Environmental and political groups want the Florida Legislature to tackle oil and gas laws this year. The League of Women Voters of Collier County held a luncheon on Monday aimed at getting their members educated on the future of oil exploration in Florida.
League President Becky Newell said her organization is keeping an eye on the possible expansion of oil drilling in the state—and particularly in Southwest Florida.
“This is an official position of the League that we are very concerned about water quality and that we are opposed as a state league to hydraulic fracking in whatever form it takes in Florida,” she said.
More than a year ago, a Texas-based oil company hydraulically fractured—or fracked—the Collier Hogan oil well.
State officials eventually closed that well and revoked the company’s permits.
The fight isn’t over, though. That’s what Jennifer Hecker with the Conservancy of Southwest Florida told members of the League of Women Voters.

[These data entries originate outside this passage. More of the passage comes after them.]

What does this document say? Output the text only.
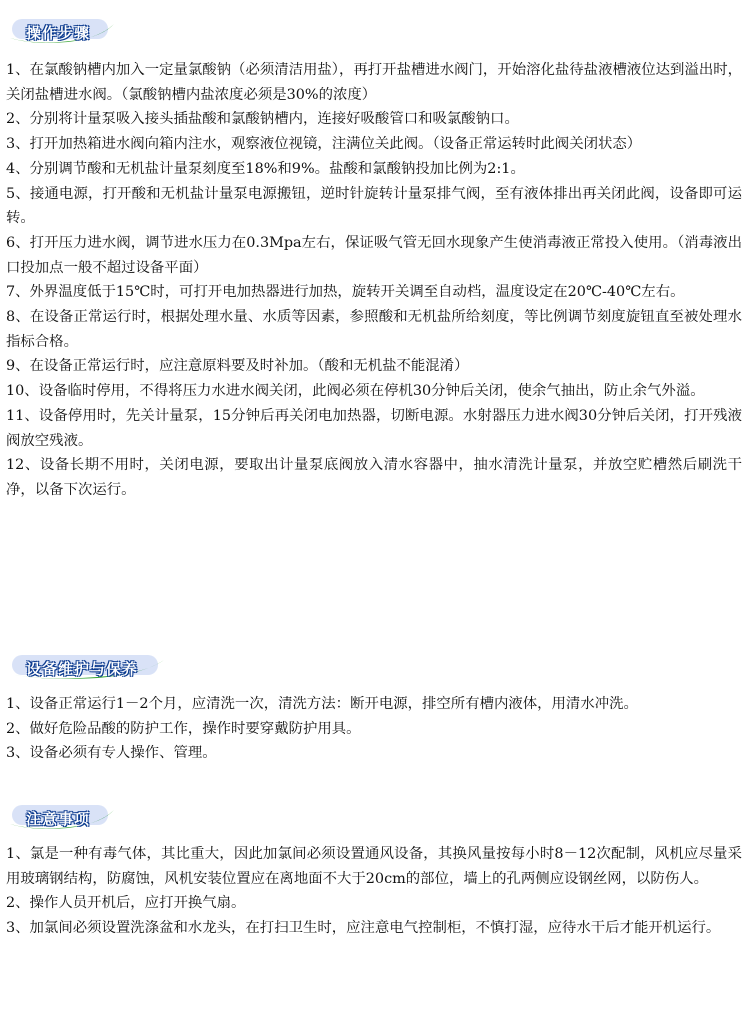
操作步骤
1、在氯酸钠槽内加入一定量氯酸钠（必须清洁用盐），再打开盐槽进水阀门，开始溶化盐待盐液槽液位达到溢出时，关闭盐槽进水阀。（氯酸钠槽内盐浓度必须是30%的浓度）
2、分别将计量泵吸入接头插盐酸和氯酸钠槽内，连接好吸酸管口和吸氯酸钠口。
3、打开加热箱进水阀向箱内注水，观察液位视镜，注满位关此阀。（设备正常运转时此阀关闭状态）
4、分别调节酸和无机盐计量泵刻度至18%和9%。盐酸和氯酸钠投加比例为2:1。
5、接通电源，打开酸和无机盐计量泵电源搬钮，逆时针旋转计量泵排气阀，至有液体排出再关闭此阀，设备即可运转。
6、打开压力进水阀，调节进水压力在0.3Mpa左右，保证吸气管无回水现象产生使消毒液正常投入使用。（消毒液出口投加点一般不超过设备平面）
7、外界温度低于15℃时，可打开电加热器进行加热，旋转开关调至自动档，温度设定在20℃-40℃左右。
8、在设备正常运行时，根据处理水量、水质等因素，参照酸和无机盐所给刻度，等比例调节刻度旋钮直至被处理水指标合格。
9、在设备正常运行时，应注意原料要及时补加。（酸和无机盐不能混淆）
10、设备临时停用，不得将压力水进水阀关闭，此阀必须在停机30分钟后关闭，使余气抽出，防止余气外溢。
11、设备停用时，先关计量泵，15分钟后再关闭电加热器，切断电源。水射器压力进水阀30分钟后关闭，打开残液阀放空残液。
12、设备长期不用时，关闭电源，要取出计量泵底阀放入清水容器中，抽水清洗计量泵，并放空贮槽然后刷洗干净，以备下次运行。
设备维护与保养
1、设备正常运行1－2个月，应清洗一次，清洗方法：断开电源，排空所有槽内液体，用清水冲洗。
2、做好危险品酸的防护工作，操作时要穿戴防护用具。
3、设备必须有专人操作、管理。
注意事项
1、氯是一种有毒气体，其比重大，因此加氯间必须设置通风设备，其换风量按每小时8－12次配制，风机应尽量采用玻璃钢结构，防腐蚀，风机安装位置应在离地面不大于20cm的部位，墙上的孔两侧应设钢丝网，以防伤人。
2、操作人员开机后，应打开换气扇。
3、加氯间必须设置洗涤盆和水龙头，在打扫卫生时，应注意电气控制柜，不慎打湿，应待水干后才能开机运行。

She said even though the Hogan well is shut down, the underlying problems are still there.
“What happened at the Hogan well can happen again and again until we get at the systemic, legal and regulatory deficiencies,” Hecker said. “That’s what we need to do now is parlay what we’ve learned from what we have gone through this past year into meaningful and comprehensive oil legislation.”
There is a series of things Hecker said needs to change.
For one: she said state law currently makes it really hard for regulators to monitor companies they give oil permits to.
Hecker said penalties for breaking state laws are also too weak, but she agrees with the League that there really shouldn’t be fracking in the state right now.
Hecker said we don’t have enough information about what it does to our water supply among other things.
Lawmakers have said they plan on tackling oil and gas laws when they convene in March.